BRAC Liberia’s country representative Mainuddin Ahmed said the project, which began in October last year, will work to improve the capacity and livelihood of the most vulnerable groups of the populations in Montserrado, Margibi, Grand Bassa, Bomi, Bong, and Grand Cape Mount for the next two years.
“We will reach 38,255 people and 7,701 households who will benefit from increased incomes and increased resiliency and access to sufficient and nutritious food,” Ahmed said.
He said BRAC will implement a cash-for-work program for the 390 most vulnerable households, train at-risk households on livelihood and livestock rearing and carry out training programs for smallholder farmers on climate-smart agriculture technologies and comprehensive homestead development.
The organization will also provide smallholder farmers with training and input support from existing BRAC Liberia seed farms, poultry farms and feed mills, and create linkages with producer groups.

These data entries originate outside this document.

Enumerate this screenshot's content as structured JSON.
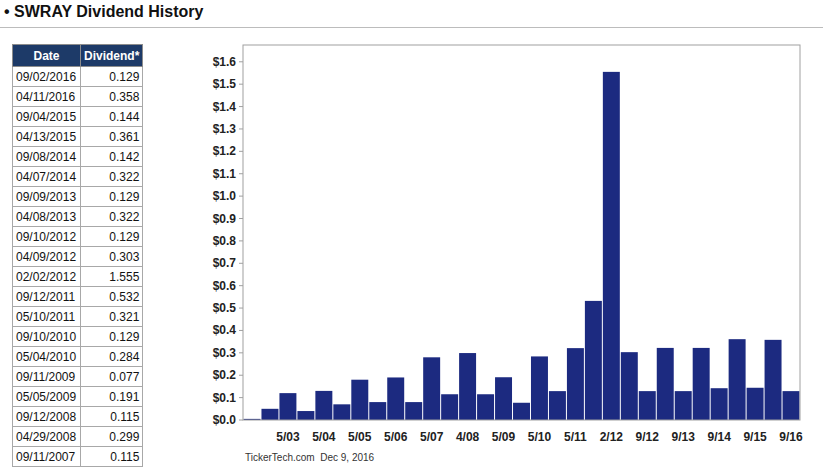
{
  "title": "• SWRAY Dividend History",
  "table": {
    "header": [
      "Date",
      "Dividend*"
    ],
    "rows": [
      [
        "09/02/2016",
        "0.129"
      ],
      [
        "04/11/2016",
        "0.358"
      ],
      [
        "09/04/2015",
        "0.144"
      ],
      [
        "04/13/2015",
        "0.361"
      ],
      [
        "09/08/2014",
        "0.142"
      ],
      [
        "04/07/2014",
        "0.322"
      ],
      [
        "09/09/2013",
        "0.129"
      ],
      [
        "04/08/2013",
        "0.322"
      ],
      [
        "09/10/2012",
        "0.129"
      ],
      [
        "04/09/2012",
        "0.303"
      ],
      [
        "02/02/2012",
        "1.555"
      ],
      [
        "09/12/2011",
        "0.532"
      ],
      [
        "05/10/2011",
        "0.321"
      ],
      [
        "09/10/2010",
        "0.129"
      ],
      [
        "05/04/2010",
        "0.284"
      ],
      [
        "09/11/2009",
        "0.077"
      ],
      [
        "05/05/2009",
        "0.191"
      ],
      [
        "09/12/2008",
        "0.115"
      ],
      [
        "04/29/2008",
        "0.299"
      ],
      [
        "09/11/2007",
        "0.115"
      ]
    ]
  },
  "footer": "TickerTech.com  Dec 9, 2016",
  "chart_data": {
    "type": "bar",
    "categories": [
      null,
      null,
      "5/03",
      null,
      "5/04",
      null,
      "5/05",
      null,
      "5/06",
      null,
      "5/07",
      null,
      "4/08",
      null,
      "5/09",
      null,
      "5/10",
      null,
      "5/11",
      null,
      "2/12",
      null,
      "9/12",
      null,
      "9/13",
      null,
      "9/14",
      null,
      "9/15",
      null,
      "9/16"
    ],
    "values": [
      0.005,
      0.05,
      0.12,
      0.04,
      0.13,
      0.07,
      0.18,
      0.08,
      0.19,
      0.08,
      0.28,
      0.115,
      0.299,
      0.115,
      0.191,
      0.077,
      0.284,
      0.129,
      0.321,
      0.532,
      1.555,
      0.303,
      0.129,
      0.322,
      0.129,
      0.322,
      0.142,
      0.361,
      0.144,
      0.358,
      0.129
    ],
    "color": "#1c2a80",
    "ylim": [
      0,
      1.675
    ],
    "yticks": [
      {
        "value": 0,
        "label": "$0.0"
      },
      {
        "value": 0.1,
        "label": "$0.1"
      },
      {
        "value": 0.2,
        "label": "$0.2"
      },
      {
        "value": 0.3,
        "label": "$0.3"
      },
      {
        "value": 0.4,
        "label": "$0.4"
      },
      {
        "value": 0.5,
        "label": "$0.5"
      },
      {
        "value": 0.6,
        "label": "$0.6"
      },
      {
        "value": 0.7,
        "label": "$0.7"
      },
      {
        "value": 0.8,
        "label": "$0.8"
      },
      {
        "value": 0.9,
        "label": "$0.9"
      },
      {
        "value": 1.0,
        "label": "$1.0"
      },
      {
        "value": 1.1,
        "label": "$1.1"
      },
      {
        "value": 1.2,
        "label": "$1.2"
      },
      {
        "value": 1.3,
        "label": "$1.3"
      },
      {
        "value": 1.4,
        "label": "$1.4"
      },
      {
        "value": 1.5,
        "label": "$1.5"
      },
      {
        "value": 1.6,
        "label": "$1.6"
      }
    ],
    "grid": false
  }
}
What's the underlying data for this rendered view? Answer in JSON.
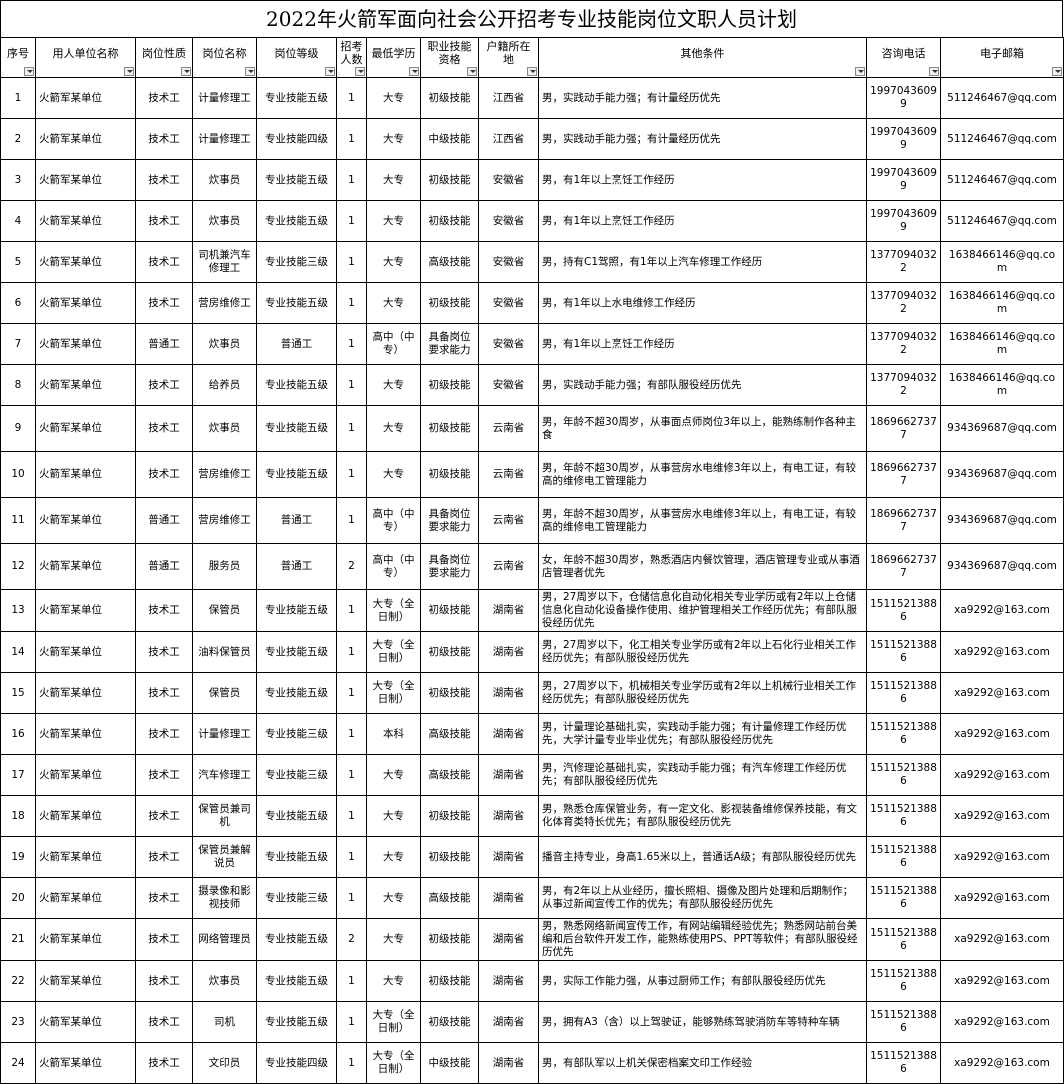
{
  "title": "2022年火箭军面向社会公开招考专业技能岗位文职人员计划",
  "table": {
    "header": [
      "序号",
      "用人单位名称",
      "岗位性质",
      "岗位名称",
      "岗位等级",
      "招考人数",
      "最低学历",
      "职业技能资格",
      "户籍所在地",
      "其他条件",
      "咨询电话",
      "电子邮箱"
    ],
    "rows": [
      [
        "1",
        "火箭军某单位",
        "技术工",
        "计量修理工",
        "专业技能五级",
        "1",
        "大专",
        "初级技能",
        "江西省",
        "男，实践动手能力强；有计量经历优先",
        "19970436099",
        "511246467@qq.com"
      ],
      [
        "2",
        "火箭军某单位",
        "技术工",
        "计量修理工",
        "专业技能四级",
        "1",
        "大专",
        "中级技能",
        "江西省",
        "男，实践动手能力强；有计量经历优先",
        "19970436099",
        "511246467@qq.com"
      ],
      [
        "3",
        "火箭军某单位",
        "技术工",
        "炊事员",
        "专业技能五级",
        "1",
        "大专",
        "初级技能",
        "安徽省",
        "男，有1年以上烹饪工作经历",
        "19970436099",
        "511246467@qq.com"
      ],
      [
        "4",
        "火箭军某单位",
        "技术工",
        "炊事员",
        "专业技能五级",
        "1",
        "大专",
        "初级技能",
        "安徽省",
        "男，有1年以上烹饪工作经历",
        "19970436099",
        "511246467@qq.com"
      ],
      [
        "5",
        "火箭军某单位",
        "技术工",
        "司机兼汽车修理工",
        "专业技能三级",
        "1",
        "大专",
        "高级技能",
        "安徽省",
        "男，持有C1驾照，有1年以上汽车修理工作经历",
        "13770940322",
        "1638466146@qq.com"
      ],
      [
        "6",
        "火箭军某单位",
        "技术工",
        "营房维修工",
        "专业技能五级",
        "1",
        "大专",
        "初级技能",
        "安徽省",
        "男，有1年以上水电维修工作经历",
        "13770940322",
        "1638466146@qq.com"
      ],
      [
        "7",
        "火箭军某单位",
        "普通工",
        "炊事员",
        "普通工",
        "1",
        "高中（中专）",
        "具备岗位要求能力",
        "安徽省",
        "男，有1年以上烹饪工作经历",
        "13770940322",
        "1638466146@qq.com"
      ],
      [
        "8",
        "火箭军某单位",
        "技术工",
        "给养员",
        "专业技能五级",
        "1",
        "大专",
        "初级技能",
        "安徽省",
        "男，实践动手能力强；有部队服役经历优先",
        "13770940322",
        "1638466146@qq.com"
      ],
      [
        "9",
        "火箭军某单位",
        "技术工",
        "炊事员",
        "专业技能五级",
        "1",
        "大专",
        "初级技能",
        "云南省",
        "男，年龄不超30周岁，从事面点师岗位3年以上，能熟练制作各种主食",
        "18696627377",
        "934369687@qq.com"
      ],
      [
        "10",
        "火箭军某单位",
        "技术工",
        "营房维修工",
        "专业技能五级",
        "1",
        "大专",
        "初级技能",
        "云南省",
        "男，年龄不超30周岁，从事营房水电维修3年以上，有电工证，有较高的维修电工管理能力",
        "18696627377",
        "934369687@qq.com"
      ],
      [
        "11",
        "火箭军某单位",
        "普通工",
        "营房维修工",
        "普通工",
        "1",
        "高中（中专）",
        "具备岗位要求能力",
        "云南省",
        "男，年龄不超30周岁，从事营房水电维修3年以上，有电工证，有较高的维修电工管理能力",
        "18696627377",
        "934369687@qq.com"
      ],
      [
        "12",
        "火箭军某单位",
        "普通工",
        "服务员",
        "普通工",
        "2",
        "高中（中专）",
        "具备岗位要求能力",
        "云南省",
        "女，年龄不超30周岁，熟悉酒店内餐饮管理，酒店管理专业或从事酒店管理者优先",
        "18696627377",
        "934369687@qq.com"
      ],
      [
        "13",
        "火箭军某单位",
        "技术工",
        "保管员",
        "专业技能五级",
        "1",
        "大专（全日制）",
        "初级技能",
        "湖南省",
        "男，27周岁以下，仓储信息化自动化相关专业学历或有2年以上仓储信息化自动化设备操作使用、维护管理相关工作经历优先；有部队服役经历优先",
        "15115213886",
        "xa9292@163.com"
      ],
      [
        "14",
        "火箭军某单位",
        "技术工",
        "油料保管员",
        "专业技能五级",
        "1",
        "大专（全日制）",
        "初级技能",
        "湖南省",
        "男，27周岁以下，化工相关专业学历或有2年以上石化行业相关工作经历优先；有部队服役经历优先",
        "15115213886",
        "xa9292@163.com"
      ],
      [
        "15",
        "火箭军某单位",
        "技术工",
        "保管员",
        "专业技能五级",
        "1",
        "大专（全日制）",
        "初级技能",
        "湖南省",
        "男，27周岁以下，机械相关专业学历或有2年以上机械行业相关工作经历优先；有部队服役经历优先",
        "15115213886",
        "xa9292@163.com"
      ],
      [
        "16",
        "火箭军某单位",
        "技术工",
        "计量修理工",
        "专业技能三级",
        "1",
        "本科",
        "高级技能",
        "湖南省",
        "男，计量理论基础扎实，实践动手能力强；有计量修理工作经历优先，大学计量专业毕业优先；有部队服役经历优先",
        "15115213886",
        "xa9292@163.com"
      ],
      [
        "17",
        "火箭军某单位",
        "技术工",
        "汽车修理工",
        "专业技能三级",
        "1",
        "大专",
        "高级技能",
        "湖南省",
        "男，汽修理论基础扎实，实践动手能力强；有汽车修理工作经历优先；有部队服役经历优先",
        "15115213886",
        "xa9292@163.com"
      ],
      [
        "18",
        "火箭军某单位",
        "技术工",
        "保管员兼司机",
        "专业技能五级",
        "1",
        "大专",
        "初级技能",
        "湖南省",
        "男，熟悉仓库保管业务，有一定文化、影视装备维修保养技能，有文化体育类特长优先；有部队服役经历优先",
        "15115213886",
        "xa9292@163.com"
      ],
      [
        "19",
        "火箭军某单位",
        "技术工",
        "保管员兼解说员",
        "专业技能五级",
        "1",
        "大专",
        "初级技能",
        "湖南省",
        "播音主持专业，身高1.65米以上，普通话A级；有部队服役经历优先",
        "15115213886",
        "xa9292@163.com"
      ],
      [
        "20",
        "火箭军某单位",
        "技术工",
        "摄录像和影视技师",
        "专业技能三级",
        "1",
        "大专",
        "高级技能",
        "湖南省",
        "男，有2年以上从业经历，擅长照相、摄像及图片处理和后期制作；从事过新闻宣传工作的优先；有部队服役经历优先",
        "15115213886",
        "xa9292@163.com"
      ],
      [
        "21",
        "火箭军某单位",
        "技术工",
        "网络管理员",
        "专业技能五级",
        "2",
        "大专",
        "初级技能",
        "湖南省",
        "男，熟悉网络新闻宣传工作，有网站编辑经验优先；熟悉网站前台美编和后台软件开发工作，能熟练使用PS、PPT等软件；有部队服役经历优先",
        "15115213886",
        "xa9292@163.com"
      ],
      [
        "22",
        "火箭军某单位",
        "技术工",
        "炊事员",
        "专业技能五级",
        "1",
        "大专",
        "初级技能",
        "湖南省",
        "男，实际工作能力强，从事过厨师工作；有部队服役经历优先",
        "15115213886",
        "xa9292@163.com"
      ],
      [
        "23",
        "火箭军某单位",
        "技术工",
        "司机",
        "专业技能五级",
        "1",
        "大专（全日制）",
        "初级技能",
        "湖南省",
        "男，拥有A3（含）以上驾驶证，能够熟练驾驶消防车等特种车辆",
        "15115213886",
        "xa9292@163.com"
      ],
      [
        "24",
        "火箭军某单位",
        "技术工",
        "文印员",
        "专业技能四级",
        "1",
        "大专（全日制）",
        "中级技能",
        "湖南省",
        "男，有部队军以上机关保密档案文印工作经验",
        "15115213886",
        "xa9292@163.com"
      ]
    ]
  }
}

BRAC activities will also train community agriculture and livestock promoters in technical support of farmers in the local area, establishing demonstration farms, training entrepreneurs, and youths (especially females) and providing them with capital to develop new businesses to improve agricultural market capacity.
The project will train existing market actors and provide linkages to farmers, initiate forums for nutrition, education and mutual support, establish radio programs to share and disseminate technical messages and information based on local issues among community members and organize nutrition awareness programs among.
In implementing the project, BRAC will work in close collaboration with the Ministry of Agriculture to support the government’s Liberia Agricultural Transformation Agenda.
Agriculture Minister Moses Zinnah said stakeholders and beneficiaries must take the project seriously. He said recent data reveals that 40 percent of Liberia’s population lacks food security.
“It means that any program that addresses issues of food security [and] nutrition, must be taken very seriously because it helps to take our people out of poverty,” Zinnah said.
In addition, he said the program is consistent with LATA, which is the government’s new flagship program under the Agenda for Transformation.
He promised that the team at the Ministry of Agriculture will work closely with BRAC for the success of the project.
“I will personally pay visits to the fields to ensure that what we want to achieve is achieved and achieved successfully,” Zinnah assured.